Tudo nascimento é uma surpresa se espreguiçando, não há pressa, somos presas fáceis para os risos pendurados no rosto de quem dorme bem. Não se trata de não crescer. Falo de não envelhecer. De resistir com bom humor à tentação de ingressar no clube dos perfeitos, esse lugar que só aceita sócios que gostem de 40 tons de cinza. De respostas fáceis. Dos textos que você entende de prima. De citações da Clarice no Face. De ser de direita ou de esquerda. De escrever tudo em caixa alta. De achar normal a miséria que a racionalidade séria produz em cada esquina do mundo.

Viver é gradiente, não cabe numa equação exata, não exija lógica de uma vida feliz.

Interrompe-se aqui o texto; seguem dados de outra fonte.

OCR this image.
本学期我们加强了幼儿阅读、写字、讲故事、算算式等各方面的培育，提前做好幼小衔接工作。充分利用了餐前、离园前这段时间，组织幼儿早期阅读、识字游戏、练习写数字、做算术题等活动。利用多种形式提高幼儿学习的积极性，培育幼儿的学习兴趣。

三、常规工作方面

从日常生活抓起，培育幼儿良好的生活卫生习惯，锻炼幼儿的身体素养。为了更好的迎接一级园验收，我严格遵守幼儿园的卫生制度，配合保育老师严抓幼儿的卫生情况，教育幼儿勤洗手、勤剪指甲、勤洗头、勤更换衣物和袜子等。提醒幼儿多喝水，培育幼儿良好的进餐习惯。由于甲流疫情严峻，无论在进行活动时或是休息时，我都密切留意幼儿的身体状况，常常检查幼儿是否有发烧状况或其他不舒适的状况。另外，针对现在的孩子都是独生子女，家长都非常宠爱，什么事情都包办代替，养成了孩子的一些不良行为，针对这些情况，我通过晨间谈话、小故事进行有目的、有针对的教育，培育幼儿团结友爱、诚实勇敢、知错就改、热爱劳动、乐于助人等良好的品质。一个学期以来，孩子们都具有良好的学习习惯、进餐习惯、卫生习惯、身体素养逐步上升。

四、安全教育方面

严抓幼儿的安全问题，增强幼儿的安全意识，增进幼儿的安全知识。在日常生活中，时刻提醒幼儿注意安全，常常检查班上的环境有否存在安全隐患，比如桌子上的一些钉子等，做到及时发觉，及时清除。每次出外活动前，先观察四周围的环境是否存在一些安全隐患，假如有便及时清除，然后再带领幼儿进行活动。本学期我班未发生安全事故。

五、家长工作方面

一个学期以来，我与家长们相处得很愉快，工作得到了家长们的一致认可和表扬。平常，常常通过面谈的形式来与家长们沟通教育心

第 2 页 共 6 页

Coloque uma lupa ali e você vai encontrar decisões estranhas, joelhos machucados, cicatrizes diversas e alguma infelicidade. Parece incoerente? Só no clube dos perfeitos, onde tudo é cinza, há um compromisso fechado com o previsível. A proposta dessa turma é acompanhar você, aplaudir você, entender você, orientar você. Em troca por tanta gentileza, só precisamos transformar nascer, crescer e morrer num processo monótono e sem sobressaltos. O clube dos perfeitos acredita que só uma existência sem imaginação e originalidade vai nos levar ao paraíso certo, onde nos vingaremos dos impuros.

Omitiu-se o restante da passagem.